Here are the key takeaways:
Scope
The preliminary injunction enjoins the FTC from implementing or enforcing its Rule with respect to the plaintiffs in that action only. The Court declined the plaintiffs’ request for a nationwide injunction at this stage because plaintiffs had not briefed “why nationwide injunctive relief is necessary to provide complete relief to Plaintiffs, at this preliminary stage.” Therefore, this ruling itself does not alter the current September 4, 2024, effective date of the Rule as to all other employers.
Reasoning
In issuing the preliminary injunction, the Court found that the plaintiffs had established a likelihood of succeeding on the merits because (1) the FTC exceeded its statutory authority in promulgating the Rule because it does not have the authority to promulgate substantive rules (as opposed to mere “housekeeping” rules) with respect to unfair methods of competition, and (2) the Rule is arbitrary and capricious because it is overly broad and without a reasonable explanation. In ruling on the FTC’s lack of authority, the Court cited Loper Bright Enterprises v. Raimondo, decided by the U.S. Supreme Court days before the decision in Ryan, which overruled the doctrine of judicial deference to administrative interpretation of federal laws established four decades ago in Chevron U.S.A., Inc. v. Natural Resources Defense Council, Inc. (known as Chevron deference). Prior to the Loper Bright decision, courts deferred to an enforcing agency’s reasonable interpretation of an ambiguous statute. After Loper Bright, courts will give less deference to an applicable agency’s statutory interpretation.
What’s Next?
The Court has stated that it intends to issue a ruling on the merits on or before August 30, 2024 — just a few days before the Rule’s September 4 effective date. The Court could, at that point, expand its next ruling to provide nationwide relief.
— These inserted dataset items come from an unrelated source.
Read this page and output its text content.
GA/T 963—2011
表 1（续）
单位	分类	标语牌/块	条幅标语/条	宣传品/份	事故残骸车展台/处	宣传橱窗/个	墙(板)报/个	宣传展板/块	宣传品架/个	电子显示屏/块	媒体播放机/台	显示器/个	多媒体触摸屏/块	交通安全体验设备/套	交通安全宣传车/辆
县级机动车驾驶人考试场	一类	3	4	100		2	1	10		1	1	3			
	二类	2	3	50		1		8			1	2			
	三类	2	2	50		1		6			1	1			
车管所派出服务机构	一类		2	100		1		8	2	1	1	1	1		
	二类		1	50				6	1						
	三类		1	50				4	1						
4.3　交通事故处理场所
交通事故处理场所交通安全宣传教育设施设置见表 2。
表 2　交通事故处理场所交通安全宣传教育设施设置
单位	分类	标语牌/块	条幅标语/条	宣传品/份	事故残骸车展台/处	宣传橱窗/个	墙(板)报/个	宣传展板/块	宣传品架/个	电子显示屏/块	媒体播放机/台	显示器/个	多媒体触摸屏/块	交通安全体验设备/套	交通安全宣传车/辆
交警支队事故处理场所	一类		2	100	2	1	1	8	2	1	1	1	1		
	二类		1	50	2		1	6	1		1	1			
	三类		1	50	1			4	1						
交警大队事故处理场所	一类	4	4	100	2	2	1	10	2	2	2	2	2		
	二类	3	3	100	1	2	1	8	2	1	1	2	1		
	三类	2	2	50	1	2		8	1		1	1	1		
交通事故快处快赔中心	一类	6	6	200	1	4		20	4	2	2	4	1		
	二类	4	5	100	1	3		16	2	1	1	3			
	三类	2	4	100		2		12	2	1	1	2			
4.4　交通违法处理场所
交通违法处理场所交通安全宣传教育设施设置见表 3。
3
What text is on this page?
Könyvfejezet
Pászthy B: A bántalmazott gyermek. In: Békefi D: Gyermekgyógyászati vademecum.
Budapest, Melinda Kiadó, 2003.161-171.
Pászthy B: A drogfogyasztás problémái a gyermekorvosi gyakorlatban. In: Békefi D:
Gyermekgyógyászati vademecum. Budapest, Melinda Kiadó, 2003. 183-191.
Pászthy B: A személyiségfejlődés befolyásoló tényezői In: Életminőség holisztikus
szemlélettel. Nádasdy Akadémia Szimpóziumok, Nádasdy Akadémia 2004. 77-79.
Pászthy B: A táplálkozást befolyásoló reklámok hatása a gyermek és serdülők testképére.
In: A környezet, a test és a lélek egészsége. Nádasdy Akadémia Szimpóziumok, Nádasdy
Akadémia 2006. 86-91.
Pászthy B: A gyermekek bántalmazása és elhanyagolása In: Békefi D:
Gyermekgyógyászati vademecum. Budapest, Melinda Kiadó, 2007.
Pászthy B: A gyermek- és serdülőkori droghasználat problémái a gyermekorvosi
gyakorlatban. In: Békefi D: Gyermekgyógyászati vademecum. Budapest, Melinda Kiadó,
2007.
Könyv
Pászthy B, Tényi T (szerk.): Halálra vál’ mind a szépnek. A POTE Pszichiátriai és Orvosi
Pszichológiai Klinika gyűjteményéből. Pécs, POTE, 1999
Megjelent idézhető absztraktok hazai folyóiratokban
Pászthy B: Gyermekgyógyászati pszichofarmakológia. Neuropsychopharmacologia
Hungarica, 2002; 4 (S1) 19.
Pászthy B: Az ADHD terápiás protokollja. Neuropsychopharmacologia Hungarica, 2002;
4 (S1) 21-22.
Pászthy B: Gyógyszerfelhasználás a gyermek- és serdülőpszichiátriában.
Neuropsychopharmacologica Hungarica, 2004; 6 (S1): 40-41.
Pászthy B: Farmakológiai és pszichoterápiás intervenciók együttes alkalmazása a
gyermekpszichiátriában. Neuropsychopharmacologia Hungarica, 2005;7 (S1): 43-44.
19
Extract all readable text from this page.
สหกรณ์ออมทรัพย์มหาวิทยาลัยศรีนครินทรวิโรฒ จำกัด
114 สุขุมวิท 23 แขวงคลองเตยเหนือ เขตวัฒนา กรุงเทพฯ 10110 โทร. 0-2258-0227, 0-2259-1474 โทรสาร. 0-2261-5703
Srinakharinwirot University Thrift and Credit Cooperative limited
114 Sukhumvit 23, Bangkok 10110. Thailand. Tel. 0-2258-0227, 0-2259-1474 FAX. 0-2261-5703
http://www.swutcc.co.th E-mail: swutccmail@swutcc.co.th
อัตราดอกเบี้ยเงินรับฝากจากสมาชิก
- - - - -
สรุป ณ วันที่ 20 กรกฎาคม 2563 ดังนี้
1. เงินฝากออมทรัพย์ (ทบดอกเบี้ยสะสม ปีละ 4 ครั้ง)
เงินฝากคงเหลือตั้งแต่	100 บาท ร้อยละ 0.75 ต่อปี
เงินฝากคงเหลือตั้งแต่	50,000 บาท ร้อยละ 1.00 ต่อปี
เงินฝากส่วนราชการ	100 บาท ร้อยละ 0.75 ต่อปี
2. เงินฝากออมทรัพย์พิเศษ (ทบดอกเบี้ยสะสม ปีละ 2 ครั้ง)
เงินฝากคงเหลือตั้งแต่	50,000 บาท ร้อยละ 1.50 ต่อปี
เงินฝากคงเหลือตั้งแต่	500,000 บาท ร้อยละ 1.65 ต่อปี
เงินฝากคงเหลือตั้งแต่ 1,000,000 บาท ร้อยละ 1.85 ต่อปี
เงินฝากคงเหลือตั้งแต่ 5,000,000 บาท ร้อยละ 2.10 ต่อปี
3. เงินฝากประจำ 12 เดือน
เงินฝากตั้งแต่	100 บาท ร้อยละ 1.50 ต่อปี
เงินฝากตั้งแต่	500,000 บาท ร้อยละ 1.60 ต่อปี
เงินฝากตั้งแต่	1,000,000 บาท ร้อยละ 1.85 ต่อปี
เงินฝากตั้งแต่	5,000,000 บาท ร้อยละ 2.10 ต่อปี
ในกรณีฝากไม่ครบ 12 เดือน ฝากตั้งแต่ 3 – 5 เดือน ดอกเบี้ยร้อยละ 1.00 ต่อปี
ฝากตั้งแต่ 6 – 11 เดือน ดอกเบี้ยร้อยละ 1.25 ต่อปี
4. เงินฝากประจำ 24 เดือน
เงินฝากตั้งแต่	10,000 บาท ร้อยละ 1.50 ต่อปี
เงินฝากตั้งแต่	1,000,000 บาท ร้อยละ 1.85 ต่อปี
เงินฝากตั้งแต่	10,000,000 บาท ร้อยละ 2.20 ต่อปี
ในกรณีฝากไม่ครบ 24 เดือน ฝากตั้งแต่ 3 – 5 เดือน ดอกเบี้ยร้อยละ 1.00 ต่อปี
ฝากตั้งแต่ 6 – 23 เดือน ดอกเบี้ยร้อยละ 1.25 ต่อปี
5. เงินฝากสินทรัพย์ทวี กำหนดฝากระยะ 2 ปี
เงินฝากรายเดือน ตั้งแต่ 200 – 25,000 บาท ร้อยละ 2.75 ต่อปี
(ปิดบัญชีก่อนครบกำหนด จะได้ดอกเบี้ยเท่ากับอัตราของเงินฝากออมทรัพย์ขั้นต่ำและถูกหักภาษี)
What Does This Mean for Employers?
The Court’s reasoning in Ryan paired with the Supreme Court’s recent Loper Bright decision spells major trouble for the Rule. While the preliminary injunction in Ryan applies only to the Ryan plaintiffs, it is unlikely that the Rule will go into effect given the Court’s broad-based rejection of the FTC’s authority to promulgate the Rule and its justifications for the Rule.
Other Legal Challenges to the Rule
Another challenge to the Rule is ongoing in the U.S. District Court for the Eastern District of Pennsylvania. The court in that case, ATS Tree Services, LLC v. Federal Trade Commission, is scheduled to hold a hearing on the motion for preliminary injunction on July 10, 2024, and the district court has stated that it will issue a decision on that motion by July 23, 2024. That decision could follow, expand upon or conflict with the Ryan decision. We expect that a nationwide injunction issued in either action would moot the issue in the other.
Other Efforts to Ban Noncompetes
Although it now appears that the Rule is unlikely to go into effect on a national scale, employers should be aware of increasing judicial scrutiny of restrictive covenants, the National Labor Relations Board’s (NLRB) recent efforts to restrict the use of restrictive covenants, and state and local legislative proposals seeking to restrict or ban noncompetes. With regard to recent NLRB activity, the U.S. Court of Appeals for the District of Columbia Circuit in Hospital de la Concepcion v. NLRB noted, without citing to Loper Bright or Chevron, that courts would set aside an NLRB order only if it departed from established precedent without reasoned justification. Other courts are likely to follow because, prior to the now-discarded Chevron decision, the courts deferred to the NLRB as uniquely positioned to craft labor policy.
We will continue to monitor these important developments and, like our prior alerts on this topic, address questions raised by the Rule and the business and legal implications for employers.